Iteration problem for distributional chaos

TL;DR

The paper disproves the iteration invariance of distributional chaos type 3 and introduces a new, stronger form called DC2½ that is preserved under iteration, conjugacy, and implies Li-Yorke chaos, with zero topological entropy.

Contribution

It shows that DC3 chaos is not iteration invariant and proposes DC2½ as a new, stronger form of distributional chaos that is preserved under iteration and conjugacy.

Findings

DC3 chaos is not iteration invariant.

DC2½ chaos is preserved under iteration.

DC2½ chaos implies Li-Yorke chaos and has zero topological entropy.

Abstract

We disprove the conjecture that distributional chaos of type 3 (briefly, DC3) is iteration invariant and show that a slightly strengthened definition, denoted by DC2$\frac{1}{2}$, is preserved under iteration, i.e. $f^n$ is DC2$\frac{1}{2}$ if and only if $f$ is too. Unlike DC3, DC2$\frac{1}{2}$ is also conjugacy invariant and implies Li-Yorke chaos.

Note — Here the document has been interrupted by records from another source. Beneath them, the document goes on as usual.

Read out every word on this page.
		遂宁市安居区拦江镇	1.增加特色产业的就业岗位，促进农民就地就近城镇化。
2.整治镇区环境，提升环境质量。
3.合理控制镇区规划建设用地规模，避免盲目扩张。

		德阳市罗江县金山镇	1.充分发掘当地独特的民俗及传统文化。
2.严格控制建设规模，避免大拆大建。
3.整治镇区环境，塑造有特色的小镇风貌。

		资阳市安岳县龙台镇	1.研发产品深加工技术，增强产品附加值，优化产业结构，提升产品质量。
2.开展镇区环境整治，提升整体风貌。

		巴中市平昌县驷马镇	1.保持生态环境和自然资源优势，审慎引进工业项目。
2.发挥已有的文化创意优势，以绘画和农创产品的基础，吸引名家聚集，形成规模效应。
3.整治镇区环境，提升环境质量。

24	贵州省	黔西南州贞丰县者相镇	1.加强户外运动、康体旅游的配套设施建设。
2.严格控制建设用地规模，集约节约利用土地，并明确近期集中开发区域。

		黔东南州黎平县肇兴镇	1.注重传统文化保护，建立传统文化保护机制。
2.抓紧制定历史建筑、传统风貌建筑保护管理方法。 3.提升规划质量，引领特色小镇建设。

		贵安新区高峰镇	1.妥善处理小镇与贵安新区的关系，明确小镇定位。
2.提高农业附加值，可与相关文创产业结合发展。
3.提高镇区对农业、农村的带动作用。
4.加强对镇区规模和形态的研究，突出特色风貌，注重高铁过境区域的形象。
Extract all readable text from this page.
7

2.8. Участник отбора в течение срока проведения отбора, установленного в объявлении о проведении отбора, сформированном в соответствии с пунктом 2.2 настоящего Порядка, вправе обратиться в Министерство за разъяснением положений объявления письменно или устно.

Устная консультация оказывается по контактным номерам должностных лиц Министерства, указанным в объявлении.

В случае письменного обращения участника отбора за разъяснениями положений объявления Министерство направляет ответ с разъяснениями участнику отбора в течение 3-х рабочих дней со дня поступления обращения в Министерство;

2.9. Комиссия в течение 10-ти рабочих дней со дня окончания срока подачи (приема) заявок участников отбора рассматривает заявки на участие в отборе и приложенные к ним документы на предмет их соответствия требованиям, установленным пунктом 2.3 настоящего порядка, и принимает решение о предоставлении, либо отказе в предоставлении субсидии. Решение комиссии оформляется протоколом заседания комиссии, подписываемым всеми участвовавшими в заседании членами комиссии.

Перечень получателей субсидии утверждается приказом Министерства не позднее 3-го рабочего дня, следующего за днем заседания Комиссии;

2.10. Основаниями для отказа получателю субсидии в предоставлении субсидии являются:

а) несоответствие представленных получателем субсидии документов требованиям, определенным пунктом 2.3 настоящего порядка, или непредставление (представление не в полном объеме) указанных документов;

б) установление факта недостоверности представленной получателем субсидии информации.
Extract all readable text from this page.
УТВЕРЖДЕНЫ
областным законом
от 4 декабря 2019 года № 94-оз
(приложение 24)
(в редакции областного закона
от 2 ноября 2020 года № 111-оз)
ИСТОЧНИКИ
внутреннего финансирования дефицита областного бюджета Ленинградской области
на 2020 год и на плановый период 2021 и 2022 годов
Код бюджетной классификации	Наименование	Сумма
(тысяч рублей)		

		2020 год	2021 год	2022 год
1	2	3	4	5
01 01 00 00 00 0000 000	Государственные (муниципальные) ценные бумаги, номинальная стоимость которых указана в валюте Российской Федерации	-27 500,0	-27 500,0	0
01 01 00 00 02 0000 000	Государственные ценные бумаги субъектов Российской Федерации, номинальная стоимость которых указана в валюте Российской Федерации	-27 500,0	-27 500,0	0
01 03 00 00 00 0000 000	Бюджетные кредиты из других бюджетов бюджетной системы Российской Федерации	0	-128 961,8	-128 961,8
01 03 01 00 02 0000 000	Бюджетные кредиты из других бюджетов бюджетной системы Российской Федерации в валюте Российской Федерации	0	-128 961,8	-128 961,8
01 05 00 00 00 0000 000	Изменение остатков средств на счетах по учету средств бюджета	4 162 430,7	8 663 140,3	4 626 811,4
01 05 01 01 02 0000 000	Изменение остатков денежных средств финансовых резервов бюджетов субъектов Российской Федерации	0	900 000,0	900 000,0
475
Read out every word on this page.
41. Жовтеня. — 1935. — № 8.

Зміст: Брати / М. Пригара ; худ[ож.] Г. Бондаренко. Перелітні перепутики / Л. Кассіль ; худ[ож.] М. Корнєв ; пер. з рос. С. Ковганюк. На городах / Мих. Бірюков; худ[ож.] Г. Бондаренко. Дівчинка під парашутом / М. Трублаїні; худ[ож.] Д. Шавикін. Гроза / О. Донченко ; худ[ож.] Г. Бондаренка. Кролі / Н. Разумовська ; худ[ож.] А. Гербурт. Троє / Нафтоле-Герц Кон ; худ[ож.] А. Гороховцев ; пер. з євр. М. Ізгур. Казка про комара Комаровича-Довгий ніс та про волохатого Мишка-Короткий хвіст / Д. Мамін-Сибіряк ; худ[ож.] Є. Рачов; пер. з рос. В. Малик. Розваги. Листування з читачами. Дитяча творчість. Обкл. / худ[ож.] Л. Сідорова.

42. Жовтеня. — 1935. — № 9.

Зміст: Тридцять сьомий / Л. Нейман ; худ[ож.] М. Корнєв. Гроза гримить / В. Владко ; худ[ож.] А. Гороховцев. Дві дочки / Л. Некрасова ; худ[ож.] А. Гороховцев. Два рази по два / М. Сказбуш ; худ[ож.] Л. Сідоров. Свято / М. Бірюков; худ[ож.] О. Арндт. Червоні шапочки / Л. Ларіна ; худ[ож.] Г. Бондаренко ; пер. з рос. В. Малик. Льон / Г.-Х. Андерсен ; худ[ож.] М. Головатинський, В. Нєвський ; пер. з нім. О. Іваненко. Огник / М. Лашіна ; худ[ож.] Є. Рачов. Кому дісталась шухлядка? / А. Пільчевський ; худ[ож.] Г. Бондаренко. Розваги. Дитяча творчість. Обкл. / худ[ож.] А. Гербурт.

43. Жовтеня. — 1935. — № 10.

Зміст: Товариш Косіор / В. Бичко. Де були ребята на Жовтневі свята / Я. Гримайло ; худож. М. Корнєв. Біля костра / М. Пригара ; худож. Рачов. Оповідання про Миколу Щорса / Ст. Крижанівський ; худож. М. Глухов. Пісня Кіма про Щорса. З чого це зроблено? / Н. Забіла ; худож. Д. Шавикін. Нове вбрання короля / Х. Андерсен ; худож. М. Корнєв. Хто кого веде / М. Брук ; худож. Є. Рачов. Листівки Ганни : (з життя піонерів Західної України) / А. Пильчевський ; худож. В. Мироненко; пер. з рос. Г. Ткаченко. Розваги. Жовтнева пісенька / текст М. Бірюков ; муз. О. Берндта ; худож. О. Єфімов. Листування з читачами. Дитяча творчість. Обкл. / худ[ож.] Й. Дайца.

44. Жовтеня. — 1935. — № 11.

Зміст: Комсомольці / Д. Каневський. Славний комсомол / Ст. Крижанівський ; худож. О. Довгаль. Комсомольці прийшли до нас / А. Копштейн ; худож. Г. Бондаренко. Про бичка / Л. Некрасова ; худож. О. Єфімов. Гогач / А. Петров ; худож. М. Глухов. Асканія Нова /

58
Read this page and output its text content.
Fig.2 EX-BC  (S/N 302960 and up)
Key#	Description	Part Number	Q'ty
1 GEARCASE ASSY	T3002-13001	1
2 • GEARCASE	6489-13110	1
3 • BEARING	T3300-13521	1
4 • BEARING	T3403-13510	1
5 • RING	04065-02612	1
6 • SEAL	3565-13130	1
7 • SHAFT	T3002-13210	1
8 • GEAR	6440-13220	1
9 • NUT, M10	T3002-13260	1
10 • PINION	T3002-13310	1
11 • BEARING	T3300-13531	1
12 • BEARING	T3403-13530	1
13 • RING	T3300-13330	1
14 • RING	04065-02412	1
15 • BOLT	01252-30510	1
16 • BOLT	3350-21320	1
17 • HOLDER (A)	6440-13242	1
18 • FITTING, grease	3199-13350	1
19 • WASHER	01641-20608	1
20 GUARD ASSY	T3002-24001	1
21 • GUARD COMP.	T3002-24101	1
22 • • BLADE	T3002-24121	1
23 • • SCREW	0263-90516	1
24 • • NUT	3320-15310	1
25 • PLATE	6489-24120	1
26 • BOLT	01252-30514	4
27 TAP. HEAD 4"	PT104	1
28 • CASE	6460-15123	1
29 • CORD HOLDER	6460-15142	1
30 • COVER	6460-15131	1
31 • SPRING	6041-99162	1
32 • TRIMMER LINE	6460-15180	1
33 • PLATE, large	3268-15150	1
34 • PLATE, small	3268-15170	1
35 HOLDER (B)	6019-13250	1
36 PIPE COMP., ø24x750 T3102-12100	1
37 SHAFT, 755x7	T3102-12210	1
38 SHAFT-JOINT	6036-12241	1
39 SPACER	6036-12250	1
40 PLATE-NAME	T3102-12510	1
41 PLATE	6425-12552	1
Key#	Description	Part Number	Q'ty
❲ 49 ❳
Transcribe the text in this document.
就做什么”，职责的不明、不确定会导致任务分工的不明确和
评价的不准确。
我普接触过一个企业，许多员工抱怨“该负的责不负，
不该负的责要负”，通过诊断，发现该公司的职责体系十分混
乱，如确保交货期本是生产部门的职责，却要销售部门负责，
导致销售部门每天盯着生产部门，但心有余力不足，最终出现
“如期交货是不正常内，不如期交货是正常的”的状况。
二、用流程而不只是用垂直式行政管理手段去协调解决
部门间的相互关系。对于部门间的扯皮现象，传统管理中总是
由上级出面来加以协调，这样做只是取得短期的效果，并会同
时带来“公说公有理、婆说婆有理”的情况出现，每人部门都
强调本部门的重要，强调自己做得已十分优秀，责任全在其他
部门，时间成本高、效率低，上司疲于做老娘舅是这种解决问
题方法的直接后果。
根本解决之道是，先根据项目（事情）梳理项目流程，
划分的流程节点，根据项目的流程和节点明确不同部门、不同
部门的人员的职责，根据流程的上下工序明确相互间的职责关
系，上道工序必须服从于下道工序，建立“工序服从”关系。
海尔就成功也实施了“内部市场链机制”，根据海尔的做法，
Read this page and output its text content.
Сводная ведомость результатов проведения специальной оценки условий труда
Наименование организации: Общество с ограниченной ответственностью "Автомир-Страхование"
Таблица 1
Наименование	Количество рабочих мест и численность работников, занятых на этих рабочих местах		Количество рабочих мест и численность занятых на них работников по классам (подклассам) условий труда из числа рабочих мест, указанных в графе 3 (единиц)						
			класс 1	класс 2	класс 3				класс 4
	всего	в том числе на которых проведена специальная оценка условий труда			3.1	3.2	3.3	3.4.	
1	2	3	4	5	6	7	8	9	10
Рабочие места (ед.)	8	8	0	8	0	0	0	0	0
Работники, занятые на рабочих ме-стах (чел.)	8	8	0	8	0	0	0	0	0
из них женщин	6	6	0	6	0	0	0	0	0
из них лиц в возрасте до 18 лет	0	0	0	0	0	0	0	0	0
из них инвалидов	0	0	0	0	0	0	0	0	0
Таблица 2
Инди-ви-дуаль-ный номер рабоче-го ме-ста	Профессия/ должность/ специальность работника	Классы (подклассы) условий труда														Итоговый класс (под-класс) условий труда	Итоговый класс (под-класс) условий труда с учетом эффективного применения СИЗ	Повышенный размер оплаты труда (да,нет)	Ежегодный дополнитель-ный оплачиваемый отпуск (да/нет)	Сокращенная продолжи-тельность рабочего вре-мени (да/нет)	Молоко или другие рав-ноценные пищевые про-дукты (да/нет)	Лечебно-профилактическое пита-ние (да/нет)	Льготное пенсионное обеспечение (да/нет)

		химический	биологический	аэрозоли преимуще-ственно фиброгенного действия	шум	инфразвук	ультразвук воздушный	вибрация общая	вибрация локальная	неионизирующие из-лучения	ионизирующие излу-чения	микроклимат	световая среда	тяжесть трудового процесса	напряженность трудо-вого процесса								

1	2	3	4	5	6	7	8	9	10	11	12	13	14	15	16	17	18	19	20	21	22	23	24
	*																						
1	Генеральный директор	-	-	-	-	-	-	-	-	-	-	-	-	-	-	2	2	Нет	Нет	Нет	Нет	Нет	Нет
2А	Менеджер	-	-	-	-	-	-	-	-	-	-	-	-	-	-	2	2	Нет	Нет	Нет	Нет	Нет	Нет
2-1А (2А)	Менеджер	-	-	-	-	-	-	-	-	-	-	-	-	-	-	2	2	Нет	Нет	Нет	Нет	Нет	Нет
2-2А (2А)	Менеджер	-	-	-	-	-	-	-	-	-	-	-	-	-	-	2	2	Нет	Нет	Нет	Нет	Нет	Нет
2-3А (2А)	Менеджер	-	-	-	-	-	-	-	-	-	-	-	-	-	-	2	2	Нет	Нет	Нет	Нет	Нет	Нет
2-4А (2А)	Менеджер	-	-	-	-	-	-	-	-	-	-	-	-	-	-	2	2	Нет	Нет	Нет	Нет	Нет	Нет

The definition of DC2$\frac{1}{2}$ is the following: a pair $(x,y)$ is DC2$\frac{1}{2}$ iff $\Phi_{(x,y)}(0)<\Phi^*_{(x,y)}(0)$, where $\Phi_{(x,y)}(\delta)$ (resp. $\Phi^*_{(x,y)}(\delta)$) is lower (resp. upper) density of times $k$ when $d(f^k(x),f^k(y))<\delta$ and both densities are defined at 0 as limits of their values for $\delta\to 0^+$. Hence DC$2\frac{1}{2}$ shares similar properties with DC1 and DC2 but unlike them, strict DC$2\frac{1}{2}$ systems must have zero topological entropy.